There are many large obstacles (opportunity costs) to adoption, as some posters here have shown. The biggest is probably trust of the system, which will sometimes fail. I suggest that transition systems will be the answer: you choose whether you drive or the car drives. Your will would be absolute in this instance, though signals indicating driver malice or incompetence would go out immediately along with lights, comms, etc. to give warning to others. The best means would be accessible mechanical clutches for steering and pedals. And I for one welcome.....
The post is required, and must contain letters.
Actually, dear automated text form, the entire quality content of this post was very neatly injected into the title, without which I was already aware that my post would not be accepted.
This rather neatly demostrates the validity of my post (oops, sorry, TITLE). The very concept of an ITC department (normally the highest concentration of poorly motivated contractors in any workplace) operating (I resist the urge to use the word 'working' in the interests of accuracy) inside the UN (definately the Worlds most Lumbering Committee). After squeezing out the last vestiges of intelligence from a workforce, 'Elf n Safety' leaves it struggling to cope on a supply of the semi paralysed or brain damaged, the army of one-legged lesbian single parents with weight problems and degrees in arranging pot-plants.
Even Paris isn't swallowing this.
"The United Nations' ICT agency says that intelligent cars able to drive themselves could easily be built today"
Of course they can. Hell, I remember Tomorrow's World showing us cars doing that in the early 80s. What we don't have is cars intelligent enough to drive themselves in an environment with people doing random crazy shit.

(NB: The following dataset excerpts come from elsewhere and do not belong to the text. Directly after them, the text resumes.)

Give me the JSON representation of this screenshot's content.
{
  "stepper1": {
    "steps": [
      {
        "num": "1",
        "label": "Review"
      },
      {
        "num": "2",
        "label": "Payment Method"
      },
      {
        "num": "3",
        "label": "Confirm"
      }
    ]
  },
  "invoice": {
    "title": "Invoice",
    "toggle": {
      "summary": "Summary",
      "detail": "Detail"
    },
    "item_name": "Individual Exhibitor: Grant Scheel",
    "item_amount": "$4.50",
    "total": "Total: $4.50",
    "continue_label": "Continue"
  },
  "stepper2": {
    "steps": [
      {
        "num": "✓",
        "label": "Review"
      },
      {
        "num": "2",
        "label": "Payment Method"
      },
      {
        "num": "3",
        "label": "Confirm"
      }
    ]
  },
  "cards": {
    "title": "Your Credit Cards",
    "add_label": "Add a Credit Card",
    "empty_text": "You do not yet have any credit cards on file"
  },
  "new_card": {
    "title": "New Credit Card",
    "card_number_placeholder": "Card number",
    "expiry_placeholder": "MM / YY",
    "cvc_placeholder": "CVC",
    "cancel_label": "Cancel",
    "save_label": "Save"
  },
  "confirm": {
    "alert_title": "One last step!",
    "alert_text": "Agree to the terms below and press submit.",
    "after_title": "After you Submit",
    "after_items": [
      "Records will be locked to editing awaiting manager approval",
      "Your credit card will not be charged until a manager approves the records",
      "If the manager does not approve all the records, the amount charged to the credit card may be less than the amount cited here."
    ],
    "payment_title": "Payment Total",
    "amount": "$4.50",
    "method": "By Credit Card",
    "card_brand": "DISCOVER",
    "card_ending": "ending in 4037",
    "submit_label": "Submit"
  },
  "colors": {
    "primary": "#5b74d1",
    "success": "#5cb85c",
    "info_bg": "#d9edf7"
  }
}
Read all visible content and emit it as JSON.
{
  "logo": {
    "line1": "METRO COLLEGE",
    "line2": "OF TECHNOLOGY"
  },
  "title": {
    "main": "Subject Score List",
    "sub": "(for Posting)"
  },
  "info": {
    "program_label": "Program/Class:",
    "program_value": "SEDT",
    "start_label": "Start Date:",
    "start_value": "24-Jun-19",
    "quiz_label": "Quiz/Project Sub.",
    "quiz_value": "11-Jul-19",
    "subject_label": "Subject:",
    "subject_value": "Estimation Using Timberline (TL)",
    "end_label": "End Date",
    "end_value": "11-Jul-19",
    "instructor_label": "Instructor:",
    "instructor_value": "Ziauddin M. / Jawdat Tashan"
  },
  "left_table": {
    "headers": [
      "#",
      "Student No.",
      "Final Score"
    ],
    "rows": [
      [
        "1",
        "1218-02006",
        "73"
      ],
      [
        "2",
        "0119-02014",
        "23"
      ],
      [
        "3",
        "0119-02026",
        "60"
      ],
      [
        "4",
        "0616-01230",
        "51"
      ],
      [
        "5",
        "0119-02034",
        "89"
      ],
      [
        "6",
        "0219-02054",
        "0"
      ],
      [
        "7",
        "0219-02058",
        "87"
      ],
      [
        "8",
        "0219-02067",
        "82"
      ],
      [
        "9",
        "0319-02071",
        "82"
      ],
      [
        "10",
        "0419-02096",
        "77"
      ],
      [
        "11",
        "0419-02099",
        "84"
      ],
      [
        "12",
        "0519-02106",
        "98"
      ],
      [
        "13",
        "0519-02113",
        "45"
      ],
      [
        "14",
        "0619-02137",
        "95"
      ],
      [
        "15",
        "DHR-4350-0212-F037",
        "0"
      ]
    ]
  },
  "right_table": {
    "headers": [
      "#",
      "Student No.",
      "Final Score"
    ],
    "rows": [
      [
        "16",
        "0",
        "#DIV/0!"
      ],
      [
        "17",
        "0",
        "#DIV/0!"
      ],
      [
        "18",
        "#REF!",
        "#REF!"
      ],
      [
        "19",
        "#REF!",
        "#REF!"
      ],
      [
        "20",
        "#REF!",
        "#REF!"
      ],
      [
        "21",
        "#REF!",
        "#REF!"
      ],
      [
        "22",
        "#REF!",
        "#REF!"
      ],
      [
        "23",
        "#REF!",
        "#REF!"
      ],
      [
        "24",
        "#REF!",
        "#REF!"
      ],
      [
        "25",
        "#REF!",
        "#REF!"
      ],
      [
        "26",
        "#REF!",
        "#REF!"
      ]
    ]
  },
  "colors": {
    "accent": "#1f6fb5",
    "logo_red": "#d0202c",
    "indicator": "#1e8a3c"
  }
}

As for the intelligent infrastructure, I'm all for it. Think about it - currently if you want to know that there's heavy traffic here and roadworks there, you need to sign up for some third-party system which only works in your country, and then only if you're lucky, and which is competing with other third-party systems. It's like mobile phones used to be. If they can all share data then navigation to avoid jams gets a whole lot smarter.